Neuron Pursuit

Understanding the training dynamics of neural networks is crucial for explaining their remarkable generalization abilities. My research has focused on analyzing the dynamics of gradient flow resulting from minimizing the training loss in a supervised learning setup, particularly for homogeneous neural networks trained in the small initialization regime. Homogeneous neural networks are those whose outputs scale with the scaling of their weights, a class that includes feed-forward and convolutional ReLU networks but excludes Residual Networks and Transformers. The small initialization regime is important because it implicitly promotes feature learning and sparsity in the weights.

In a series of works, we have studied the dynamics of gradient flow at various stages of training. Our results reveal key phenomena such as directional convergence and the emergence of sparsity structure among the weights. These findings ultimately led us to a greedy algorithm, which we call Neuron Pursuit (NP), for training deep neural networks.

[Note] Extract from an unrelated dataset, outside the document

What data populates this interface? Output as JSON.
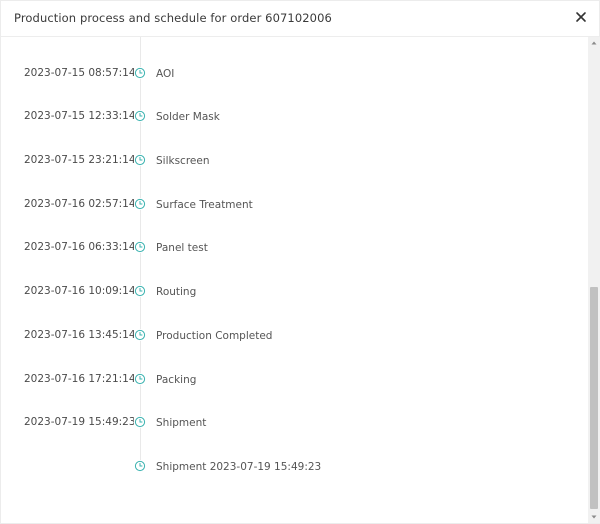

The NP algorithm begins with a neural network containing one neuron in every layer, and then trains it to minimize the training loss via gradient descent using specifically chosen initial weights. It then proceeds iteratively: at each iteration, a neuron is added to the network with specifically chosen incoming and outgoing weights, after which the training loss is minimized via gradient descent using this augmented network. The mechanism for adding the neuron and the choice of its incoming and outgoing weights is motivated by our analysis of the gradient flow dynamics.

We use an example to illustrate the training mechanism of the NP algorithm. We aim to learn the target function $$f(\mathbf{x}) = 2\sigma(\sigma(2x_1+x_3)-\sigma(x_3-x_2)) - \sigma(\sigma(2x_2+x_4)+\sigma(x_4+x_3)),$$ defined over the binary hypercube $\{\pm 1\}^{20}$, where $\sigma(x)=\max(x,0)$ is the ReLU activation and $x_i$ denotes the $i$th coordinate of $\mathbf{x}\in\mathbb{R}^{20}$. We use a three-layer neural network with ReLU activation function, and train it on a dataset of 1000 samples drawn uniformly at random from the hypercube.

The NP algorithm recovers $f(\mathbf{x})$ in five iterations, and the video below depicts the entire training process. For each iteration, the network architecture is shown, where dashed circles and arrows indicate neurons and weights added in the current iteration, while solid elements represent those from previous iterations. In the center, the evolution of the weights is depicted. On the right, we plot the evolution of the learned function compared to the ground truth. To do that, we plot the value of the functions at each vertex of the binary hypercube, ordered lexicographically from $(1, 1, \cdots, 1, 1), (1, 1, \cdots, 1, −1)$ to $(−1, −1, \cdots, −1, −1)$. So, inflection points in the ground truth occur only if $x_1,x_2,x_3,$ or $x_4$ change. Our paper has more details about the algorithm.